Los códigos construidos son códigos CSS (Calderbank-Shor-Steane) de paridad de baja densidad (LDPC) cuánticos. Estos códigos exhiben una tasa constante, una distancia relativa constante y probadores locales de peso constante con una solidez constante. Estas propiedades son clave para garantizar que los códigos puedan corregir un número constante de errores, incluso a medida que el tamaño del sistema cuántico aumenta, lo que los convierte en "asintóticamente buenos". La construcción explícita de estas familias de códigos representa un paso adelante en la ingeniería de sistemas cuánticos robustos.
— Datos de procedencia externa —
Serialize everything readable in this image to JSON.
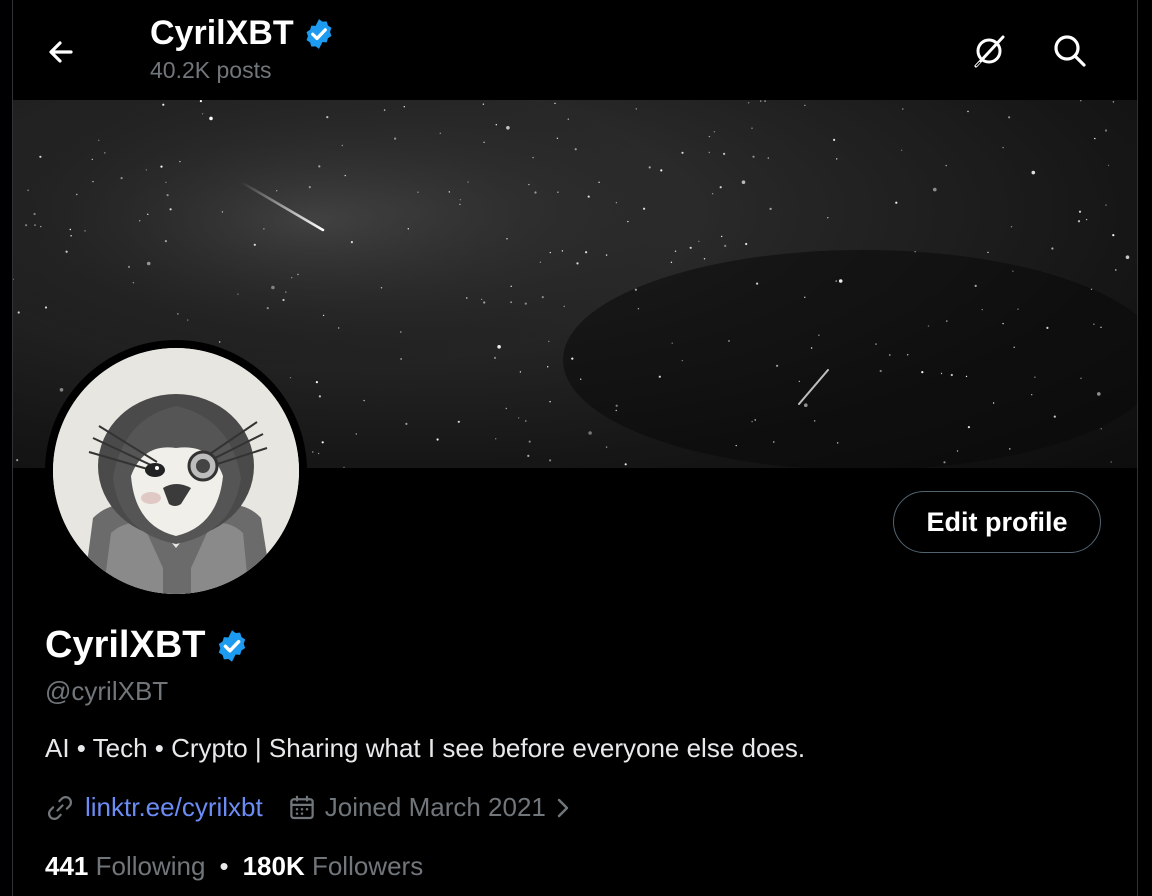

La importancia de este trabajo radica en su contribución a la viabilidad de la computación cuántica a gran escala. Los QLTCs son esenciales para la corrección de errores cuánticos, permitiendo que los cálculos cuánticos se realicen de manera fiable a pesar del ruido inherente en los dispositivos cuánticos. La existencia de códigos con estas características abre nuevas vías para el diseño de arquitecturas de computación cuántica más estables y escalables, acercando la realización de ordenadores cuánticos que puedan abordar problemas actualmente intratables.